Meta Platforms unveiled quietly through a research paper on arXiv.org, this new AI model is an extension of Meta’s open-source Llama 2. The model has been trained on longer sequences and a dataset where long texts are upsampled. As a result, Llama 2 Long outperforms some of the leading AI models, including OpenAI’s GPT-3.5 Turbo and Claude 2, in generating responses to long user prompts.
Takeaways:
- Extended Capabilities: Llama 2 Long is an advanced version of Meta’s open-source Llama 2, designed to handle longer training sequences.
- Impressive Performance: The model outperforms GPT-3.5 Turbo and Claude 2 in generating responses to long user prompts, boasting a 16,000-character context window for GPT-3.5 Turbo and a 100,000-character context window for Claude 2.

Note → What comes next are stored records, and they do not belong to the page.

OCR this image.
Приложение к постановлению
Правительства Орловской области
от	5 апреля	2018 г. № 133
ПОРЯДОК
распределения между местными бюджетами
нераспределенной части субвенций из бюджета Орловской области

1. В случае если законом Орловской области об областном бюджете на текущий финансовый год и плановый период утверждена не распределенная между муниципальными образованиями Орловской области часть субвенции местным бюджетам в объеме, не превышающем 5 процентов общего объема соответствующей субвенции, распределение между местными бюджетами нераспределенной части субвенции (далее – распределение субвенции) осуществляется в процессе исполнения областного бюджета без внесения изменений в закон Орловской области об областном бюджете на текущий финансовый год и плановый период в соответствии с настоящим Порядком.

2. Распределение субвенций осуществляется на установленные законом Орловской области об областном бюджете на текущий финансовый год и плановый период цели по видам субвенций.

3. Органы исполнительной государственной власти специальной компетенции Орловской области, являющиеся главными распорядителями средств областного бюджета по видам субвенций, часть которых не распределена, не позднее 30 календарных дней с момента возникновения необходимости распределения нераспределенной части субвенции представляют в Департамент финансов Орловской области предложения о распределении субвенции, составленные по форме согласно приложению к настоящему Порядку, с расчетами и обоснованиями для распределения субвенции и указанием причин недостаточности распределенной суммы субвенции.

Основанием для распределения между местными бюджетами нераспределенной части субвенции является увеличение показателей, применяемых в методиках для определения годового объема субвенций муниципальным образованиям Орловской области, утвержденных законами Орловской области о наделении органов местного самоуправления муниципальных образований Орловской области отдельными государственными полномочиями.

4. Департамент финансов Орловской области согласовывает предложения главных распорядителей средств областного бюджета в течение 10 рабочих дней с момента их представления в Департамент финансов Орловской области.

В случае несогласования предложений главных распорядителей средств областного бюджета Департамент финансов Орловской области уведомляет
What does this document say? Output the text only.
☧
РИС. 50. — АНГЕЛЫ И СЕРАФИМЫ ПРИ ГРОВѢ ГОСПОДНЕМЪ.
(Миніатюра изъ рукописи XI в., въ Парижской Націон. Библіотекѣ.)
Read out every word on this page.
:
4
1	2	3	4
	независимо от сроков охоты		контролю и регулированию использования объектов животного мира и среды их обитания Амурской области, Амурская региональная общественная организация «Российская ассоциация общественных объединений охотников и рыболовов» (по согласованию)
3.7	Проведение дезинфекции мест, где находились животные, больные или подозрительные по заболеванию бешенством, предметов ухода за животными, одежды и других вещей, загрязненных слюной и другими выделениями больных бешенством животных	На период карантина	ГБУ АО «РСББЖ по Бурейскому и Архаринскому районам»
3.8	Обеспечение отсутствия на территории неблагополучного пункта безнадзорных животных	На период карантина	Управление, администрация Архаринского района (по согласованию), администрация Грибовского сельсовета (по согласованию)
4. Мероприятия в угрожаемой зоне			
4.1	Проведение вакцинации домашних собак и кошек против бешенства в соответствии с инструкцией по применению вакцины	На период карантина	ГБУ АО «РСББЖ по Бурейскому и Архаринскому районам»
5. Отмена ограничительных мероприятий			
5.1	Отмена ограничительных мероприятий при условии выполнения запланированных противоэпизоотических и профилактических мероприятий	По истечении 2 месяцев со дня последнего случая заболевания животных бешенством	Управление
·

- Technical Innovations: The architecture remains largely the same as the original Llama 2 but includes crucial modifications to the Rotary Positional Embedding (RoPE) encoding, allowing the model to attend to longer sequences effectively.
- Training Techniques: Meta researchers used Reinforcement Learning from Human Feedback (RLHF) and synthetic data generated by Llama 2 chat to improve its performance in various tasks.
- Open-Source Validation: The AI community has shown admiration and excitement for Llama 2 Long, validating Meta’s open-source approach in generative AI.